I can tell that Adam is going to have a successful financial life because he’s disciplined, getting great work experience, and thinking about the future at such a young age. He has an extremely long time horizon, even if he decides to retire in his 50s or 60s.
Here are four investing tips for college students:
Tip #1: Read Investing Books
Most students graduate from high school or college without ever taking a personal finance class. Take your investing education into your own hands by reading good books. They’re inexpensive, or even free at the library, and can provide information that’s priceless!
My book, Money Girl’s Smart Moves to Grow Rich, tells you everything you need to know about the basics of investing, retirement accounts, and much more. Here are a few more great books that I recommend:
- The Truth About Retirement Plans and IRAs by Ric Edelman
- The New Savage Number by Terry Savage
- Making the Most of Your Money Now by Jane Bryant Quinn
Tip #2: Don’t Waste Time
Typical college students are thinking about joining a sorority and the next keg party, not about retirement, like Adam is. Here’s the upside to investing as soon as possible:
Let’s say you invest $5,000 a year, or about $100 a week, starting in college and continue for 40 years with an average 8% annual return.
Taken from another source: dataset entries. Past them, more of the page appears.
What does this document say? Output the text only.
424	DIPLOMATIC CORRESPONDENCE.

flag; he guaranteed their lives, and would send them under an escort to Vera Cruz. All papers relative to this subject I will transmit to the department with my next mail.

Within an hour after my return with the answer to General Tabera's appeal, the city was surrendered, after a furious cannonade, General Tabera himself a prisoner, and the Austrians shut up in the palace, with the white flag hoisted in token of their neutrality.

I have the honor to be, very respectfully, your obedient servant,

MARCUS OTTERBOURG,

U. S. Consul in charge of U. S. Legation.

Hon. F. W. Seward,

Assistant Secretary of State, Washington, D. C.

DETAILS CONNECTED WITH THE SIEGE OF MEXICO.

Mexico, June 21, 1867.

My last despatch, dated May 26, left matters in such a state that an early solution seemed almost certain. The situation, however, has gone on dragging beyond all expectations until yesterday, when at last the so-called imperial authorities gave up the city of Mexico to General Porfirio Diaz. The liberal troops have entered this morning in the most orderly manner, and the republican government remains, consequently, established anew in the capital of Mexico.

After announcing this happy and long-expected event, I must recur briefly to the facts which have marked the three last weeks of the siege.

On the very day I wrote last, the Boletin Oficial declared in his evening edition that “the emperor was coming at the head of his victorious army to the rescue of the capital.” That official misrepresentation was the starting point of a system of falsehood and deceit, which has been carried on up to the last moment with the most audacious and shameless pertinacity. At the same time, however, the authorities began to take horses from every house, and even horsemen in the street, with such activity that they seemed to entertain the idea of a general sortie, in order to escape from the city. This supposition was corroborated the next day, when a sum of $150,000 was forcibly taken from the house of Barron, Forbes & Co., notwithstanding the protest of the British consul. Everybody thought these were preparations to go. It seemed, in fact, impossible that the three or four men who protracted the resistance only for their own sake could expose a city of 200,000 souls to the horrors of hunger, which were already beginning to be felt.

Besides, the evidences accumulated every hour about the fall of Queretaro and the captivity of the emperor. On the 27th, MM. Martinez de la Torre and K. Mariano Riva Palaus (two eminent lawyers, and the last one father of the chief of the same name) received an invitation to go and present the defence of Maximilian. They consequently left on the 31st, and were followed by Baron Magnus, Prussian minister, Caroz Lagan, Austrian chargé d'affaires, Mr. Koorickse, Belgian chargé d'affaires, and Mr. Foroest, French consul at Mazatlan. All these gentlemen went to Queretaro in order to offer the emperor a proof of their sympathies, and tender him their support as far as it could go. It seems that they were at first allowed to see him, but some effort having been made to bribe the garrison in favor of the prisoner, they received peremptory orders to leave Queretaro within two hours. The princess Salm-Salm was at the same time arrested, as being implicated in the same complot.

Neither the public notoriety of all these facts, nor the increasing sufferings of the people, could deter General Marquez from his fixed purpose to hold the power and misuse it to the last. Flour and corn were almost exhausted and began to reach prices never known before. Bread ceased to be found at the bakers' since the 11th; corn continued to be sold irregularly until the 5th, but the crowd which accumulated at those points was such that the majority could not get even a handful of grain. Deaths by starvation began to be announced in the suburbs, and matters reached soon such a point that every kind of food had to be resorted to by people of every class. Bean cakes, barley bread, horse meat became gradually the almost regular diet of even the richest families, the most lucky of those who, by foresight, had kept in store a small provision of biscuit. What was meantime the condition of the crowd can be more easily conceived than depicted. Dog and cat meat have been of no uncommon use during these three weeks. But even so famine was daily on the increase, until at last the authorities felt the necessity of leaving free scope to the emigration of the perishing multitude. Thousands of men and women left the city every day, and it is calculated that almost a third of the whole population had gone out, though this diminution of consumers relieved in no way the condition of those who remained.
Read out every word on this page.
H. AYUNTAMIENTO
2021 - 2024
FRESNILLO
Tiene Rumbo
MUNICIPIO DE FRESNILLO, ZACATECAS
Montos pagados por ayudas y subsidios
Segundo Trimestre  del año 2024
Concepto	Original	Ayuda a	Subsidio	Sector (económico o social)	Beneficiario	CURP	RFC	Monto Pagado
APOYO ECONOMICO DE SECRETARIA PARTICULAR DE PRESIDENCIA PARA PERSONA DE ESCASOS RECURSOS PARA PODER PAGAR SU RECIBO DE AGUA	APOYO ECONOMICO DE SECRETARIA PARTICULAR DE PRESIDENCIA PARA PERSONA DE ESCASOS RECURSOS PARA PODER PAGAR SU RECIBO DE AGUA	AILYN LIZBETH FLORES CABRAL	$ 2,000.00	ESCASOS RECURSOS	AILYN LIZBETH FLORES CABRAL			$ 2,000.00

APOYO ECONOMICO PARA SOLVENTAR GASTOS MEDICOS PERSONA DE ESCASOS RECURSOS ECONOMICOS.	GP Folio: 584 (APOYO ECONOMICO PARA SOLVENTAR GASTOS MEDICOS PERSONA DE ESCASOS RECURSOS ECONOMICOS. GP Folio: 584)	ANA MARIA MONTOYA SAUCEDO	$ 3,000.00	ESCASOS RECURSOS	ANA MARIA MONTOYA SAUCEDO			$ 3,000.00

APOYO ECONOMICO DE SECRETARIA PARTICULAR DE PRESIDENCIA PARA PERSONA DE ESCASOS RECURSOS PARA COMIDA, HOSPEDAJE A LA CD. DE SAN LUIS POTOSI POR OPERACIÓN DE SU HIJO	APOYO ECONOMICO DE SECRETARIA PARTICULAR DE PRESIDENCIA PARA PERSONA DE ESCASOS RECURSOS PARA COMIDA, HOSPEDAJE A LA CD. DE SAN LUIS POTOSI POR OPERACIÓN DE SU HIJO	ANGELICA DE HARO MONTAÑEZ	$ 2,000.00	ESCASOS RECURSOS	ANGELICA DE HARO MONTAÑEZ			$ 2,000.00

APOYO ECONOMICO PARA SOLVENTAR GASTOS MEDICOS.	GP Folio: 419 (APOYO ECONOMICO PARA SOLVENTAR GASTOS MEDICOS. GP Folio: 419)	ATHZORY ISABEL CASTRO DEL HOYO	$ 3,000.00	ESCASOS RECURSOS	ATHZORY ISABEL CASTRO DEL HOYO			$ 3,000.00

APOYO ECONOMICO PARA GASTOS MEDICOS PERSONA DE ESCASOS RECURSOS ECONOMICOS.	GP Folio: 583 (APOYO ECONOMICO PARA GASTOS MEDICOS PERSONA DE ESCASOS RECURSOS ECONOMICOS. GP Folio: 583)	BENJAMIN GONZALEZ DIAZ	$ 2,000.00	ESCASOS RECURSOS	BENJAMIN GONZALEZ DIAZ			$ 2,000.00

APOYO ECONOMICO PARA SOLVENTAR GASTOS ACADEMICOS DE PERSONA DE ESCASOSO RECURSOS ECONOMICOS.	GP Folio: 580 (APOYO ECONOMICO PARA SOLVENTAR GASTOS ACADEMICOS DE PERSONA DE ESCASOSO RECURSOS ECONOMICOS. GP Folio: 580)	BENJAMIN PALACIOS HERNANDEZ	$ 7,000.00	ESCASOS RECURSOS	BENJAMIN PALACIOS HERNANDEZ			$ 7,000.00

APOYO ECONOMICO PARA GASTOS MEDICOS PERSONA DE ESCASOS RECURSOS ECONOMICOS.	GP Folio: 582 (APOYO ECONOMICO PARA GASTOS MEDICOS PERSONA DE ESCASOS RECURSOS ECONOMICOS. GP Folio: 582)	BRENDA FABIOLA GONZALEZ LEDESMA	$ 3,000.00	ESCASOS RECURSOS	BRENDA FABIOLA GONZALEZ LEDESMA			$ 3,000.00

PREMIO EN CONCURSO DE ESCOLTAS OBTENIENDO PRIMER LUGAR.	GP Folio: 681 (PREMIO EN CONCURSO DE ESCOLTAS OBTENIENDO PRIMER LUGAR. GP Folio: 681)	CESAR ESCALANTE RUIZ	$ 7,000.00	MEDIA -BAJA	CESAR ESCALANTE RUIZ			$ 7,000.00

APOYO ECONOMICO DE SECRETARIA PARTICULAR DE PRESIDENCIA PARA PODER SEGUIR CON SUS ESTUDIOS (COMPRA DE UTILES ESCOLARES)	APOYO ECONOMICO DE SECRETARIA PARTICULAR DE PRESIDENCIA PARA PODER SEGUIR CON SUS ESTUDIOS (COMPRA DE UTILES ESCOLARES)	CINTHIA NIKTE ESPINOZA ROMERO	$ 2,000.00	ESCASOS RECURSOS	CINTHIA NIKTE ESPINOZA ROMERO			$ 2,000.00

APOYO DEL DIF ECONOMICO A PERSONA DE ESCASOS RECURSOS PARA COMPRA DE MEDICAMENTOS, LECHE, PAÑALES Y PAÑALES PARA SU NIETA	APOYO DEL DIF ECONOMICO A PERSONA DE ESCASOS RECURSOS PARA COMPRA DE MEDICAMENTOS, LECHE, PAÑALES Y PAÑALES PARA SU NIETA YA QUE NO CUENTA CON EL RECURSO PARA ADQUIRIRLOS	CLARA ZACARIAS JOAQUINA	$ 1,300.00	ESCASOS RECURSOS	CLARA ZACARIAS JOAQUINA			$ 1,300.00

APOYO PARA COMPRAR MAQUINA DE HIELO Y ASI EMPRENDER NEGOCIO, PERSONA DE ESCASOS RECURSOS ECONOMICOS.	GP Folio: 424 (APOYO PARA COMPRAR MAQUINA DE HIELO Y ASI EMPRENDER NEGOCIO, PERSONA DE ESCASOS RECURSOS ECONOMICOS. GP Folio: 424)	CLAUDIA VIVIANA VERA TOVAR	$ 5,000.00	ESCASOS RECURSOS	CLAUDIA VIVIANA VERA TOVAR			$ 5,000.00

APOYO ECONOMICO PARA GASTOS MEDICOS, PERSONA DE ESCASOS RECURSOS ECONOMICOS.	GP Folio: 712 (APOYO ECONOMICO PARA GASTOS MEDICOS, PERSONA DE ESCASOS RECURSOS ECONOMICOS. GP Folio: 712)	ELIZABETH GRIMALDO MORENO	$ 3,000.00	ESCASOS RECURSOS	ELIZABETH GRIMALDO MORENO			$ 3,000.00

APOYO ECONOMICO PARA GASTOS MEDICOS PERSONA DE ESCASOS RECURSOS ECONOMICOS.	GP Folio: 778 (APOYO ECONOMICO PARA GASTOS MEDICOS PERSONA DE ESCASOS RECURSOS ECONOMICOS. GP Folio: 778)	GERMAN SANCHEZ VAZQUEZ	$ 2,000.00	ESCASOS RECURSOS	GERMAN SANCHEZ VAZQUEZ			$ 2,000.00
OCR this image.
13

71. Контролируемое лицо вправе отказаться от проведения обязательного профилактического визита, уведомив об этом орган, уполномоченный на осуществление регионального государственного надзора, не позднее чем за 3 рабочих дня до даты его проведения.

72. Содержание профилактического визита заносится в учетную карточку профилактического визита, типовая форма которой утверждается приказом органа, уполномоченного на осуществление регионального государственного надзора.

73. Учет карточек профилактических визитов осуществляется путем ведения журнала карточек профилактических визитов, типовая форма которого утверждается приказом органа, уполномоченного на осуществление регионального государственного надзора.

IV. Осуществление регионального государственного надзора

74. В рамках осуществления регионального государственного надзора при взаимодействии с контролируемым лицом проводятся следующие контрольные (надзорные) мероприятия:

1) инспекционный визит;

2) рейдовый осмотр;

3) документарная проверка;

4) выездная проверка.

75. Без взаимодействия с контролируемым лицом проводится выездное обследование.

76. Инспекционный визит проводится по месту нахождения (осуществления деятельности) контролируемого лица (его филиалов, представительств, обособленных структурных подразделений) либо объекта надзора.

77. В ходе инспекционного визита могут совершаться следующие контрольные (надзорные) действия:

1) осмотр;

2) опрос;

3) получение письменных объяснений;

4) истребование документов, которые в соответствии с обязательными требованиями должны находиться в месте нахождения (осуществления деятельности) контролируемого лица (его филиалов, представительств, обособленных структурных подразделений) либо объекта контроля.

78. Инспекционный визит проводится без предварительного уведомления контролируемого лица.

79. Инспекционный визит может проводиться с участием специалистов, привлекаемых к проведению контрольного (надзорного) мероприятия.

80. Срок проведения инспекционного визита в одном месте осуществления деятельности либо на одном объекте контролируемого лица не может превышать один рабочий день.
You’d accumulate about $1.5 million—not too shabby.
Having time allows you to harness the amazing power of compounding interest. Compounding means that the interest you earn gets added back to your principal. So you earn interest on your interest and the balance grows at an increasing rate.
But if you procrastinate and let time slip away, you lose it’s earning potential. Waiting until age 45 to get started means that you’d need to save more than $31,000 a year for 20 years to end up with that same $1.5 million.
You’d pay a total of $620,000 ($31,000 x 20 years) out of your pocket over 20 years compared to paying a total of just $200,000 ($5,000 x 40 years) when you start early and invest over 40 years.
Remember that investing early is like getting a healthy retirement nest egg on sale! It’s one of the best financial habits you can develop. Even putting aside small amounts on a regular basis can go a long way toward reaching goals like retirement, saving for a house, or paying for college.
Remember that investing early is like getting a healthy retirement nest egg on sale!